A General Motors usa o acesso às plataformas, às tecnologias e à velocidade de desenvolvimento de suas joint ventures chinesas para renovar o portfólio sul-americano em ritmo acelerado. Essa movimentação ganha peso diante do avanço das fabricantes chinesas no Brasil. BYD e Geely já dominam volume expressivo justamente na faixa dos elétricos compactos, segmento em que a Chevrolet ainda não tem um hatch de verdade para chamar de seu.
O Spark EUV ocupa hoje a posição mais acessível da gama elétrica da marca, mas é vendido como SUV compacto. Um hatch abre espaço para a Chevrolet buscar preço mais competitivo e um posicionamento mais agressivo dentro do segmento.
Produção no Brasil segue em análise
A GM trata a montagem do novo hatch no Brasil como uma possibilidade em estudo, sem confirmação até o momento. A empresa também não informou onde essa produção aconteceria, caso o projeto avance.

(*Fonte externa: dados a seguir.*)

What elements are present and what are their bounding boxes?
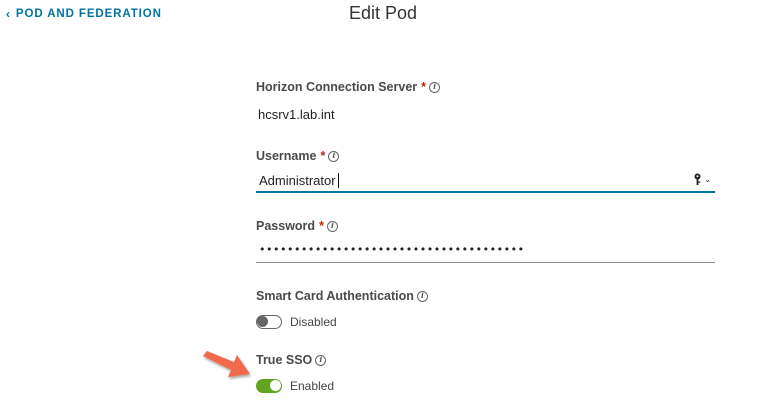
connection-server-field: Horizon Connection Server * i hcsrv1.lab… bbox=[256, 80, 441, 122]
username-label-row: Username * i bbox=[256, 149, 715, 163]
password-input-container[interactable]: •••••••••••••••••••••••••••••••••••••• bbox=[256, 240, 715, 263]
info-icon[interactable]: i bbox=[315, 354, 327, 366]
info-icon[interactable]: i bbox=[328, 150, 340, 162]
username-field: Username * i ⌄ bbox=[256, 149, 715, 193]
true-sso-label-row: True SSO i bbox=[256, 353, 334, 367]
true-sso-toggle[interactable] bbox=[256, 379, 282, 393]
key-dropdown-icon[interactable]: ⌄ bbox=[692, 173, 711, 185]
smart-card-label-row: Smart Card Authentication i bbox=[256, 289, 428, 303]
smart-card-toggle[interactable] bbox=[256, 315, 282, 329]
password-label-row: Password * i bbox=[256, 219, 715, 233]
smart-card-state-label: Disabled bbox=[290, 315, 337, 329]
toggle-knob bbox=[257, 316, 268, 327]
true-sso-field: True SSO i Enabled bbox=[256, 353, 334, 393]
info-icon[interactable]: i bbox=[429, 81, 441, 93]
info-icon[interactable]: i bbox=[416, 290, 428, 302]
username-input[interactable] bbox=[256, 170, 679, 190]
toggle-knob bbox=[270, 380, 281, 391]
true-sso-state-label: Enabled bbox=[290, 379, 335, 393]
chevron-down-icon: ⌄ bbox=[704, 174, 711, 184]
true-sso-label: True SSO bbox=[256, 353, 313, 367]
edit-pod-page: ‹ POD AND FEDERATION Edit Pod Horizon Co… bbox=[0, 0, 766, 412]
info-icon[interactable]: i bbox=[326, 220, 338, 232]
smart-card-label: Smart Card Authentication bbox=[256, 289, 414, 303]
page-title: Edit Pod bbox=[348, 3, 418, 23]
text-cursor bbox=[338, 173, 339, 188]
connection-server-label-row: Horizon Connection Server * i bbox=[256, 80, 441, 94]
key-icon bbox=[694, 173, 701, 185]
password-masked-value[interactable]: •••••••••••••••••••••••••••••••••••••• bbox=[259, 243, 525, 256]
true-sso-toggle-row: Enabled bbox=[256, 379, 334, 393]
connection-server-label: Horizon Connection Server bbox=[256, 80, 418, 94]
password-field: Password * i •••••••••••••••••••••••••••… bbox=[256, 219, 715, 263]
password-label: Password bbox=[256, 219, 316, 233]
required-marker: * bbox=[320, 149, 326, 163]
smart-card-toggle-row: Disabled bbox=[256, 315, 428, 329]
username-label: Username bbox=[256, 149, 317, 163]
smart-card-field: Smart Card Authentication i Disabled bbox=[256, 289, 428, 329]
username-input-container: ⌄ bbox=[256, 170, 715, 193]
red-arrow-icon bbox=[203, 351, 250, 377]
required-marker: * bbox=[421, 80, 427, 94]
required-marker: * bbox=[319, 219, 324, 233]
connection-server-value: hcsrv1.lab.int bbox=[258, 107, 335, 122]
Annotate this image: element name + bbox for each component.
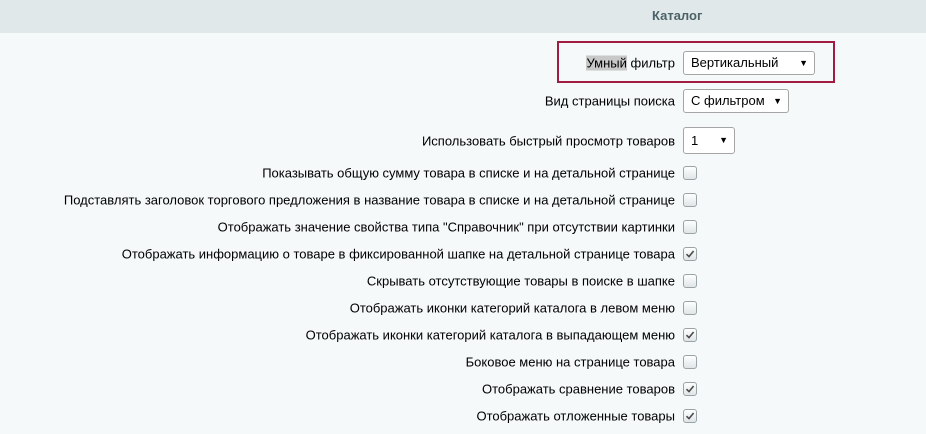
option-checkbox[interactable] [683,301,697,315]
option-checkbox[interactable] [683,220,697,234]
smart-filter-label: Умный фильтр [586,55,676,71]
smart-filter-label-highlighted: Умный [586,55,627,71]
chevron-down-icon: ▼ [773,96,782,106]
quick-view-value: 1 [691,133,699,148]
section-title: Каталог [652,8,703,23]
quick-view-row: Использовать быстрый просмотр товаров 1 … [0,127,926,154]
option-checkbox[interactable] [683,328,697,342]
option-checkbox[interactable] [683,193,697,207]
option-row: Подставлять заголовок торгового предложе… [0,188,926,212]
option-label: Отображать иконки категорий каталога в л… [349,300,675,316]
option-row: Отображать информацию о товаре в фиксиро… [0,242,926,266]
option-checkbox[interactable] [683,382,697,396]
checkmark-icon [685,331,695,339]
section-header: Каталог [0,0,926,33]
search-view-row: Вид страницы поиска С фильтром ▼ [0,89,926,113]
option-checkbox[interactable] [683,409,697,423]
option-row: Отображать иконки категорий каталога в в… [0,323,926,347]
search-view-label: Вид страницы поиска [544,93,675,109]
option-label: Отображать сравнение товаров [482,381,675,397]
option-checkbox[interactable] [683,274,697,288]
smart-filter-row: Умный фильтр Вертикальный ▼ [0,51,926,75]
option-label: Показывать общую сумму товара в списке и… [262,165,675,181]
chevron-down-icon: ▼ [799,58,808,68]
option-row: Скрывать отсутствующие товары в поиске в… [0,269,926,293]
option-label: Скрывать отсутствующие товары в поиске в… [366,273,675,289]
option-label: Боковое меню на странице товара [465,354,675,370]
option-row: Боковое меню на странице товара [0,350,926,374]
option-label: Отображать информацию о товаре в фиксиро… [121,246,675,262]
option-label: Отображать отложенные товары [476,408,675,424]
checkmark-icon [685,412,695,420]
option-label: Отображать значение свойства типа "Справ… [217,219,675,235]
option-checkbox[interactable] [683,355,697,369]
checkmark-icon [685,385,695,393]
option-row: Показывать общую сумму товара в списке и… [0,161,926,185]
option-row: Отображать отложенные товары [0,404,926,428]
search-view-select[interactable]: С фильтром ▼ [683,89,789,113]
smart-filter-value: Вертикальный [691,55,779,70]
checkmark-icon [685,250,695,258]
option-label: Отображать иконки категорий каталога в в… [305,327,675,343]
smart-filter-select[interactable]: Вертикальный ▼ [683,51,815,75]
quick-view-label: Использовать быстрый просмотр товаров [421,133,675,148]
option-row: Отображать иконки категорий каталога в л… [0,296,926,320]
option-checkbox[interactable] [683,166,697,180]
option-label: Подставлять заголовок торгового предложе… [63,192,675,208]
option-checkbox[interactable] [683,247,697,261]
smart-filter-label-rest: фильтр [626,55,676,71]
option-row: Отображать сравнение товаров [0,377,926,401]
search-view-value: С фильтром [691,93,765,108]
quick-view-select[interactable]: 1 ▼ [683,127,735,154]
chevron-down-icon: ▼ [719,135,728,145]
option-row: Отображать значение свойства типа "Справ… [0,215,926,239]
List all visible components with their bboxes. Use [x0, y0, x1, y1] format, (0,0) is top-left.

A PACE surge como opção natural, já que realiza a etapa final de montagem do Spark EUV e do Captiva EV, ambos derivados de produtos chineses. A planta vem ampliando capacidade, e a GM já sinalizou que a estrutura pode chegar a 50 mil veículos por ano.
A companhia mantém ainda uma estrutura industrial própria robusta no Brasil, com unidades em Gravataí, no Rio Grande do Sul, além de São Caetano do Sul e São José dos Campos, em São Paulo. A decisão sobre onde o novo hatch será produzido depende de definições futuras da fabricante.

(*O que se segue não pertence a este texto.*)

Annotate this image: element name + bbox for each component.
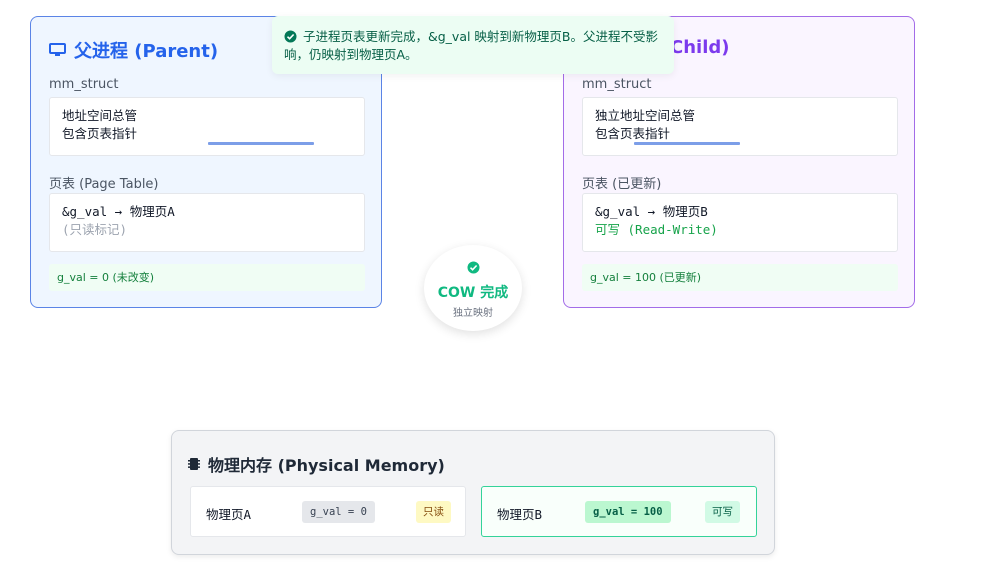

Um novo Chevrolet de entrada?
O nome do hatch segue indefinido. Rumores associam o projeto tanto ao histórico Celta quanto à denominação Joy, já usada pela Chevrolet em outros mercados. A montadora não confirmou nenhuma dessas opções até agora.

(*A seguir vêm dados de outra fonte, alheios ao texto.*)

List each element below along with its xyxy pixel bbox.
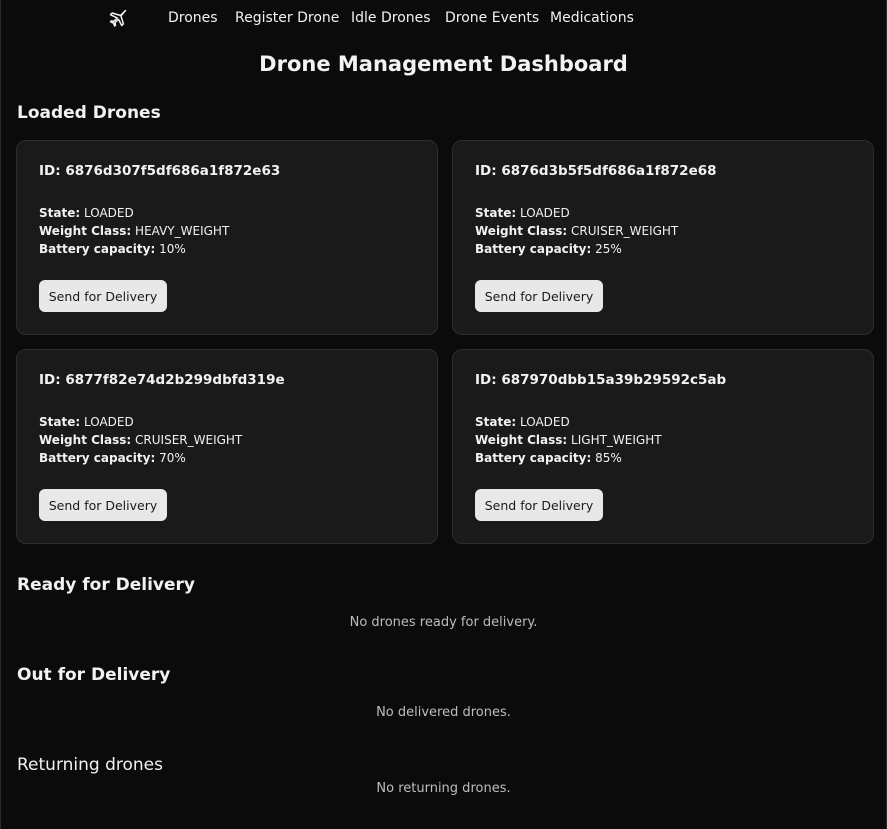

O fato oficial, a partir da declaração de Owsianski, é a existência de um projeto de hatch compacto elétrico da Chevrolet voltado à América do Sul, com uma operação industrial brasileira entre os cenários avaliados. Se sair do papel, o modelo reforça uma mudança de rota da General Motors na região: apostar cada vez mais nas parcerias chinesas para responder ao avanço das próprias fabricantes chinesas no mercado brasileiro.